C’est ce que la CRS a cherché à déterminer en consacrant la présente étude à cinq projets de santé dont elle s’est désengagée il y a plus de deux ans. Chacun de ces projets – en Bolivie, au Cambodge, au Ghana, au Laos et au Népal – a entraîné une amélioration durable de l’accès à la santé, si bien qu’au fil des ans, les patients ont été de plus en plus nombreux à recourir aux services des dispensaires. Les facteurs suivants ont joué un rôle déterminant à cet égard: intégration de la population et des communes dans le système de santé, qualité de la formation dispensée au personnel soignant et rémunération liée à la performance, financement pérenne des services de santé, influence politique exercée par la CRS et par ses partenaires. Toutefois, l’étude montre également que les offres profitent principalement à des patients au bénéfice d’un certain revenu et vivant à proximité d’un dispensaire. Les personnes dont les ressources financières sont limitées et qui habitent dans des régions reculées n’ont généralement pas les moyens de se rendre au dispensaire le plus proche. Une fois qu’elles ont pris le contrôle des projets, les autorités mettent souvent un terme à la prise en charge des frais de transport ou au financement des cliniques mobiles, autant de prestations qui permettaient aux populations isolées d’accéder aux soins.

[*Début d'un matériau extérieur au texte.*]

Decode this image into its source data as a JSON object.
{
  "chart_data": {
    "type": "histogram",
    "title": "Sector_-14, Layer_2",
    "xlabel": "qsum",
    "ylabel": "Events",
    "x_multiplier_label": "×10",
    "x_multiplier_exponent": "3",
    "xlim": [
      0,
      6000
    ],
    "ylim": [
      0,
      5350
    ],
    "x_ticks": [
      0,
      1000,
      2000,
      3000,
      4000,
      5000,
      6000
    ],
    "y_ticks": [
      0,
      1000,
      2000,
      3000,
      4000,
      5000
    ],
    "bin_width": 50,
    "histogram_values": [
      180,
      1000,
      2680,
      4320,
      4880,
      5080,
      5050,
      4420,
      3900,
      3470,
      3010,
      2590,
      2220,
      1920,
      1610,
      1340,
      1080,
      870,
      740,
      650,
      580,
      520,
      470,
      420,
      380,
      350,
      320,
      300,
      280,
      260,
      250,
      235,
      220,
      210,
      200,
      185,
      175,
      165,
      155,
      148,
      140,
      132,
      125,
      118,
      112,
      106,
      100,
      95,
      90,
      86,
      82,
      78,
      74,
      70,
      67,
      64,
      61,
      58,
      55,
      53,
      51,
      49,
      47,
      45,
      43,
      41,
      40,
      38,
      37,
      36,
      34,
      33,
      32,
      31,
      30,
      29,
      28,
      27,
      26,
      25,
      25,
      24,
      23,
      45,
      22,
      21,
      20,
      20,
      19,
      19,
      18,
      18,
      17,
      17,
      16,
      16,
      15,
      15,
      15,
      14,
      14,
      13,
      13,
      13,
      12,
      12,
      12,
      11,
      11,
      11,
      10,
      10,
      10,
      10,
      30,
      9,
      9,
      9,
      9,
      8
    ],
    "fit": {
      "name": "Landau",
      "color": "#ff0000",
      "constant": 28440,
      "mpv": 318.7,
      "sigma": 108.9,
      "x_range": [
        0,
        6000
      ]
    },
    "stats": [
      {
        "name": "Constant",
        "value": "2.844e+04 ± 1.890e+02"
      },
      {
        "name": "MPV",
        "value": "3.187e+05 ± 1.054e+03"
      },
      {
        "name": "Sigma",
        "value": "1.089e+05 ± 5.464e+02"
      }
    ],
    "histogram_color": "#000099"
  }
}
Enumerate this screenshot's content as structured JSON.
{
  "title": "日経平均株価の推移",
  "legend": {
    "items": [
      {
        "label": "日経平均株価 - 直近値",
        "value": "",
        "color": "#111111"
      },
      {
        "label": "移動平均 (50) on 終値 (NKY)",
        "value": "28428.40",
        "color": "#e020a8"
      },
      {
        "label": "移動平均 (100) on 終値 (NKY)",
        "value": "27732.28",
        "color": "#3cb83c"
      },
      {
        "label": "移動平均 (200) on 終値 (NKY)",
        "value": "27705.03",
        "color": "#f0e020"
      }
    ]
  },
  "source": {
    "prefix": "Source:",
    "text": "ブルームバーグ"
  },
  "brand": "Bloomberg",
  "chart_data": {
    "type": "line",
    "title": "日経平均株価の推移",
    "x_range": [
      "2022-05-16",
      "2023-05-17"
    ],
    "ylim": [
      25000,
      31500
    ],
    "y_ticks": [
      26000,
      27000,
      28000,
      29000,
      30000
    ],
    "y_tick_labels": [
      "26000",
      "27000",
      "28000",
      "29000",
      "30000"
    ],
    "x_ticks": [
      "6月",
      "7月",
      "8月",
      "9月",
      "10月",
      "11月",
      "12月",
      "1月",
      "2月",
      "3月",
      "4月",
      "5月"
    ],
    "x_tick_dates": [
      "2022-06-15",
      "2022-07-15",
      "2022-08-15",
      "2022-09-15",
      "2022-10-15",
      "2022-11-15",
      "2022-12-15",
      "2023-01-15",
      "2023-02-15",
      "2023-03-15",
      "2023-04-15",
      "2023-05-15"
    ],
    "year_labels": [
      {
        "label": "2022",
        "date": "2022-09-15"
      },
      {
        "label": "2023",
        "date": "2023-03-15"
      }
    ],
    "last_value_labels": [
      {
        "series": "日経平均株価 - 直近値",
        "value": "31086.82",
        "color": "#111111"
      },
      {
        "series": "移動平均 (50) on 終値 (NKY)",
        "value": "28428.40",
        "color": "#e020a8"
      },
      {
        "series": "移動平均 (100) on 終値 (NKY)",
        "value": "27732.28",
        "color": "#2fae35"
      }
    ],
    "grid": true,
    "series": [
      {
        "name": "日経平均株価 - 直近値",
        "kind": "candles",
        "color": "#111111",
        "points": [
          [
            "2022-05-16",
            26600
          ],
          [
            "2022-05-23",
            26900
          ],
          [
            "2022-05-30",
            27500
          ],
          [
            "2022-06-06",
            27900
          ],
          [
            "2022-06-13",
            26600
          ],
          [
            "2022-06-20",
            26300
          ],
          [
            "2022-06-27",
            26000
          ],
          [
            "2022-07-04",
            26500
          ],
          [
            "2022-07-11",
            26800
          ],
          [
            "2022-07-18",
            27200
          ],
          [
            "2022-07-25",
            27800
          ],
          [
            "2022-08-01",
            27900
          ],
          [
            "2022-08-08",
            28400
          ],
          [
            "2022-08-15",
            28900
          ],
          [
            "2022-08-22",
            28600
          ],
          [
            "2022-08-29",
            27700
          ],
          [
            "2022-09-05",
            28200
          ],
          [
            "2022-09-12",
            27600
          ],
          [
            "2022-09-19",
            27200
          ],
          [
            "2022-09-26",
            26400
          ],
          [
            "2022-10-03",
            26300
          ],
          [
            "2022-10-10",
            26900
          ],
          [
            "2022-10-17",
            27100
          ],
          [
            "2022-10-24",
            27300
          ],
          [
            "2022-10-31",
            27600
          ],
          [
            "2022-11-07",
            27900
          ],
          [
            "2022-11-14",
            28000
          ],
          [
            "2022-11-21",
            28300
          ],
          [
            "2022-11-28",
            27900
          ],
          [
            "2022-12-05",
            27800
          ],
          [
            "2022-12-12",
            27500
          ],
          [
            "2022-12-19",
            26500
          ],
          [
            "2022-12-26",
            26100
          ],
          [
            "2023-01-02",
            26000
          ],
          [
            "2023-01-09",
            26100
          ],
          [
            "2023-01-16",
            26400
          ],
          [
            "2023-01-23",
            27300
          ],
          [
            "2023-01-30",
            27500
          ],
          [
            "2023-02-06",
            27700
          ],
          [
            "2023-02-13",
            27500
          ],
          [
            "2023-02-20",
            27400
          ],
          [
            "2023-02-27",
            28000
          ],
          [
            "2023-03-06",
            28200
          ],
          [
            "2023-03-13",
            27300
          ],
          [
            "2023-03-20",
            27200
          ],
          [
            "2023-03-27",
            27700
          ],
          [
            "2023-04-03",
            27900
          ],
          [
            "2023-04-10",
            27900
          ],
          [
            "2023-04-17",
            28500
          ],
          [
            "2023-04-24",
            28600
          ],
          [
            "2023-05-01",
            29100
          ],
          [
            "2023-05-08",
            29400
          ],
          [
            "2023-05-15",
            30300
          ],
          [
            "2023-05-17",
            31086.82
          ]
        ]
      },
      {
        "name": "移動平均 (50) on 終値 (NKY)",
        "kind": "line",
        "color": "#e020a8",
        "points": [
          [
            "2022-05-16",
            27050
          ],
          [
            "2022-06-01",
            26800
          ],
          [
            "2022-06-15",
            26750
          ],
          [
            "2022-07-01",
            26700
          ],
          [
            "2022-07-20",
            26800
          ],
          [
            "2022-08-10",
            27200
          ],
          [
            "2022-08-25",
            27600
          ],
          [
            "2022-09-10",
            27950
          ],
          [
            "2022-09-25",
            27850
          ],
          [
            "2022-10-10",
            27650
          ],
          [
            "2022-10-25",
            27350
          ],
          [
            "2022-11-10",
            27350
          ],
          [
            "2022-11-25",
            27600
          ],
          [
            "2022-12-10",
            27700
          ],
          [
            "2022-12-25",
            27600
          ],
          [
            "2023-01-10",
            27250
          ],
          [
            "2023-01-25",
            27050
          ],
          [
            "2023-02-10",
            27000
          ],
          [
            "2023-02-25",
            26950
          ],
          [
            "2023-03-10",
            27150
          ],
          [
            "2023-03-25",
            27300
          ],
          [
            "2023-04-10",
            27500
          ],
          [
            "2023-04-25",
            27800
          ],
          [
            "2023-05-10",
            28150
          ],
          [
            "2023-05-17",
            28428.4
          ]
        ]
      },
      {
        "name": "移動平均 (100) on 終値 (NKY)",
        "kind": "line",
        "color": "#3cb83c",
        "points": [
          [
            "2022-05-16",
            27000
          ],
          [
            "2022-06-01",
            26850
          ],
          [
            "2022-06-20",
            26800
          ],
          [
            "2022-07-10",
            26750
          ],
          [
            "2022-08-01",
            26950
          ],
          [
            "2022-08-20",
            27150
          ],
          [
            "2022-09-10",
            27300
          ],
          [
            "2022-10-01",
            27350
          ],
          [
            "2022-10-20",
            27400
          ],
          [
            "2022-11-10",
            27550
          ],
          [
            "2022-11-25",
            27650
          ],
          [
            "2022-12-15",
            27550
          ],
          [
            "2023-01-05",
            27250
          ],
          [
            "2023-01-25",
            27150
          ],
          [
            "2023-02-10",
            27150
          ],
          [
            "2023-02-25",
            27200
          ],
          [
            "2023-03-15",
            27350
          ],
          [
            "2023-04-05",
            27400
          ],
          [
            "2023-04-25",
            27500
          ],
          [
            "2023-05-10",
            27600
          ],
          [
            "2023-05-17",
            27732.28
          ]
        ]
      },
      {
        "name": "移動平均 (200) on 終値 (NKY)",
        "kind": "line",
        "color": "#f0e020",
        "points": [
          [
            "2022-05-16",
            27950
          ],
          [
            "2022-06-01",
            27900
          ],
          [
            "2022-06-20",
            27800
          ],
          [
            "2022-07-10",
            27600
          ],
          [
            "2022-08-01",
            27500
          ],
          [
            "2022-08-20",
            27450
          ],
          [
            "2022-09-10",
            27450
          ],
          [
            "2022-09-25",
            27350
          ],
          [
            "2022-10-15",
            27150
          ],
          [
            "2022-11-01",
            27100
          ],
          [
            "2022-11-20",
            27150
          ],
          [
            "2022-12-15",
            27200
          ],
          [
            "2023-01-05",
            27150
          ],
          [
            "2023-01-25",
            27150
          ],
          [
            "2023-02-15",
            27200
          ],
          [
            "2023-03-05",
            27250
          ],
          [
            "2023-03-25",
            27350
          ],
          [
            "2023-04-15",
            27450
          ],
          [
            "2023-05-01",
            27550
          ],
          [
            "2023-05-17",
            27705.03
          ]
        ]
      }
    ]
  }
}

Les conclusions de l’étude n’en confortent pas moins la CRS dans sa stratégie, fondée sur la promotion de la santé, la défense du droit à la santé et l’amélioration de la qualité des soins. A l’échelle communale, cette approche influe durablement sur le comportement des habitants en matière de santé et conduit, même après le départ de la CRS, à une augmentation constante du nombre de personnes prises en charge dans les dispensaires.

Quelles sont les améliorations à apporter?

A l’avenir, la CRS compte mettre l’accent sur des mécanismes de financement durables et novateurs dont les plus vulnérables continueront de bénéficier au terme des projets. Elle s’engage à poursuivre ses efforts en vue d’améliorer l’accès à la santé de la population en général, et des plus défavorisés en particulier. Pour y parvenir, elle entend développer aux côtés de ses partenaires davantage de mécanismes contraignants qu’elle veillera à ancrer en amont au sein des structures locales.